In both of these styles of yoga the principle of “Vinyasa Krama” (taken from Patanjali’s Yoga
Sutras) is applied in that there is an organized sequence of postures (asanas) progressing
towards a desired goal.
The unique energy of each class determines the type of practice, since yoga is the union between
body, mind and soul; thus every practice and every class is different. This is the beauty of yoga!
Our body, mind and spirit is dynamic and different every day and every hour, therefore, just as
each one of us is unique and special in his/her own way, each practice is unique and special.
The more I learn and practice yoga, the more I learn about myself, about others and about how
much more there is to learn and grow.
Ashtanga Vinyasa Yoga is a system of yoga that has its origins in an ancient manuscript
known as the Yoga Korunta, compiled by the Vamana Rishi. Its current form was developed at
the Mysore Palace in Mysore India. and is commonly attributed to Sri K. Pattabhi Jois by way
of Sri Tirumalai Krishnamacharya.
This style of yoga is characterized by a focus on vinyasa which is a dynamic connecting posture
that creates a flow between the more static traditional yoga postures.
The Vinyasa is the connecting sequence that links between the postures and is also the linking
of the movement to the breath. Essentially the breath dictates the movement and the length of
time held in the postures. Attention is also placed on the journey between the postures and not
just the postures themselves.
The whole practice is defined by a specific series of postures, always done in the same order,
combined with specific breathing patterns.

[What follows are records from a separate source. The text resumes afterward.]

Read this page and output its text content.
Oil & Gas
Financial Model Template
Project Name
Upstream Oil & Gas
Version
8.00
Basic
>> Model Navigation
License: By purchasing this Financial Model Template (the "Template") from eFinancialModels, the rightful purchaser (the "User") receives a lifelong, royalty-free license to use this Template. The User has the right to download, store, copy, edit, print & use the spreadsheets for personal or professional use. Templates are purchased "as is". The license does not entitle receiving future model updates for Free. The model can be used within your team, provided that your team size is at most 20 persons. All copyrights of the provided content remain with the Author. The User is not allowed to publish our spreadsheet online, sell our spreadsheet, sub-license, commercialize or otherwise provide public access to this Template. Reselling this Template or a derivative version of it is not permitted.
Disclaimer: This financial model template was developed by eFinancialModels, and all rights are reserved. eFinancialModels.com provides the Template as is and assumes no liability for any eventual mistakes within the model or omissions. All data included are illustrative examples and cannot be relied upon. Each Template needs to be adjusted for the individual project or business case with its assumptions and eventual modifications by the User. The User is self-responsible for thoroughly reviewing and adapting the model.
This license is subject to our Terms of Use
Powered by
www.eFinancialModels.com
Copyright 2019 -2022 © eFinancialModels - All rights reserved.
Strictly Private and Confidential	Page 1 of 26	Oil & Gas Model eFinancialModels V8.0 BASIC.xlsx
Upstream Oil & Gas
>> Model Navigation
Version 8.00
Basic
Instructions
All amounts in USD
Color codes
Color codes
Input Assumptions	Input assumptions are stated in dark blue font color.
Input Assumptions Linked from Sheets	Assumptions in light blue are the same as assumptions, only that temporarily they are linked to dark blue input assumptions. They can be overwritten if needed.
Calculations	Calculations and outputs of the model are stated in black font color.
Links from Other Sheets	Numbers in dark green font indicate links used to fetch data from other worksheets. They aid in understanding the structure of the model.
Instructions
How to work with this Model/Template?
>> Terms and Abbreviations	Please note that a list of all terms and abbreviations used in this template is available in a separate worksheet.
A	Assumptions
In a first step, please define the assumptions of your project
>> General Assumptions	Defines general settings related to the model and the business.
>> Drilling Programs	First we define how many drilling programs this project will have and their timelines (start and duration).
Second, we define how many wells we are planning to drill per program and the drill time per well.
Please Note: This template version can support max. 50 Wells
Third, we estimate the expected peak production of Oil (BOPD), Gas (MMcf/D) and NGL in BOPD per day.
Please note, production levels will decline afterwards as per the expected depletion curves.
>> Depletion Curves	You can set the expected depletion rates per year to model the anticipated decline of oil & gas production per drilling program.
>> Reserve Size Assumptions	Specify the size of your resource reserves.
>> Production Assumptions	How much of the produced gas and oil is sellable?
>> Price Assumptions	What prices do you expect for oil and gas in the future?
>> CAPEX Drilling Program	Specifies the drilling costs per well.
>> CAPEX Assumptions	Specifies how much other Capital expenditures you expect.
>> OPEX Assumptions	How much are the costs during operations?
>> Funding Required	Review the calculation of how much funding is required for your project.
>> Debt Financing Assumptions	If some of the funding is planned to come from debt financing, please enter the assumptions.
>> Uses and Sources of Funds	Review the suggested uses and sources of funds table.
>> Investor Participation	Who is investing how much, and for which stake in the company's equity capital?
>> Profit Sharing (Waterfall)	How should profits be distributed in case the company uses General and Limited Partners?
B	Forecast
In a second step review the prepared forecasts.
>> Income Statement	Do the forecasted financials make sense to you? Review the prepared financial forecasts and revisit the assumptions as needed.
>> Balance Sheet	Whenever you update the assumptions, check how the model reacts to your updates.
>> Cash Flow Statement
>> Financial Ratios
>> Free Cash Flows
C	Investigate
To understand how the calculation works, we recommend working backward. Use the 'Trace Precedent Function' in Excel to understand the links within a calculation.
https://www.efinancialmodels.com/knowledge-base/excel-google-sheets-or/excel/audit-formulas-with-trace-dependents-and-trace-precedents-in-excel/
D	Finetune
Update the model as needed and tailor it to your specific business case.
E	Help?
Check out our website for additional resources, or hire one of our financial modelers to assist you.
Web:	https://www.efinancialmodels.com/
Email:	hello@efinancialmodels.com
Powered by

The purpose of vinyasa is to create heat in the body, which leads to purification of the body through increased circulation and sweating. It also improves flexibility, as well as tendon and tissue strength, allowing us to practice advanced postures (āsanas) with reduced risk of injury.

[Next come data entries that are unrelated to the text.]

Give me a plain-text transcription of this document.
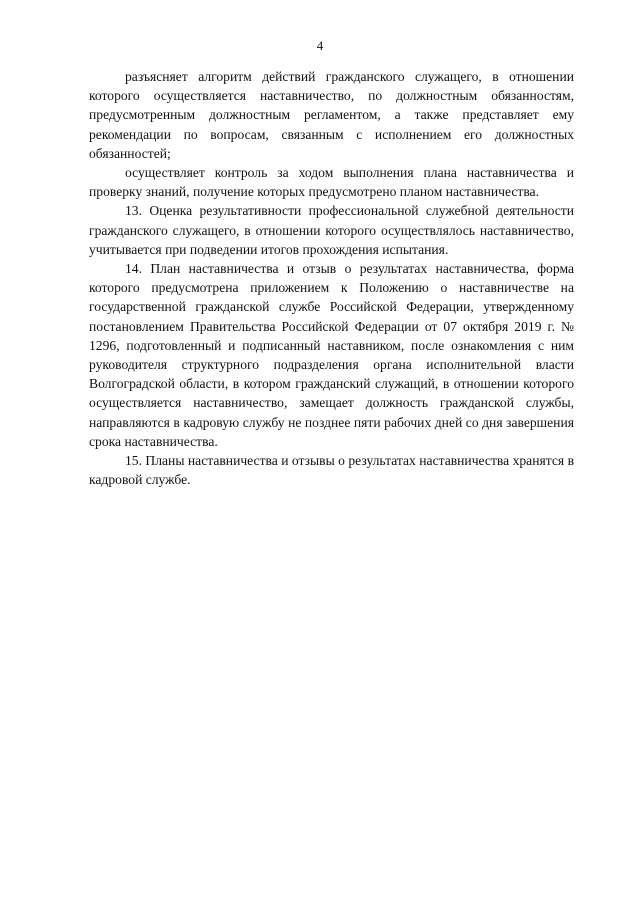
4

разъясняет алгоритм действий гражданского служащего, в отношении которого осуществляется наставничество, по должностным обязанностям, предусмотренным должностным регламентом, а также представляет ему рекомендации по вопросам, связанным с исполнением его должностных обязанностей;

осуществляет контроль за ходом выполнения плана наставничества и проверку знаний, получение которых предусмотрено планом наставничества.

13. Оценка результативности профессиональной служебной деятельности гражданского служащего, в отношении которого осуществлялось наставничество, учитывается при подведении итогов прохождения испытания.

14. План наставничества и отзыв о результатах наставничества, форма которого предусмотрена приложением к Положению о наставничестве на государственной гражданской службе Российской Федерации, утвержденному постановлением Правительства Российской Федерации от 07 октября 2019 г. № 1296, подготовленный и подписанный наставником, после ознакомления с ним руководителя структурного подразделения органа исполнительной власти Волгоградской области, в котором гражданский служащий, в отношении которого осуществляется наставничество, замещает должность гражданской службы, направляются в кадровую службу не позднее пяти рабочих дней со дня завершения срока наставничества.

15. Планы наставничества и отзывы о результатах наставничества хранятся в кадровой службе.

More detailed information about Ashtanga Vinyasa Yoga can be found here on
This style of yoga has been inspired by the Ashtanga Vinyasa yoga and is similar to it in terms
of having “breath-synchronized movement.” The movement from one pose to the next will be
synchronized with an inhale or an exhale. Thus, the poses run together and “flow” like a dance.
Unlike Ashtanga Vinyasa, however, the postures are not always done in the same specific order
and there is more versatility and diversity in the structure of the sequence and the practice.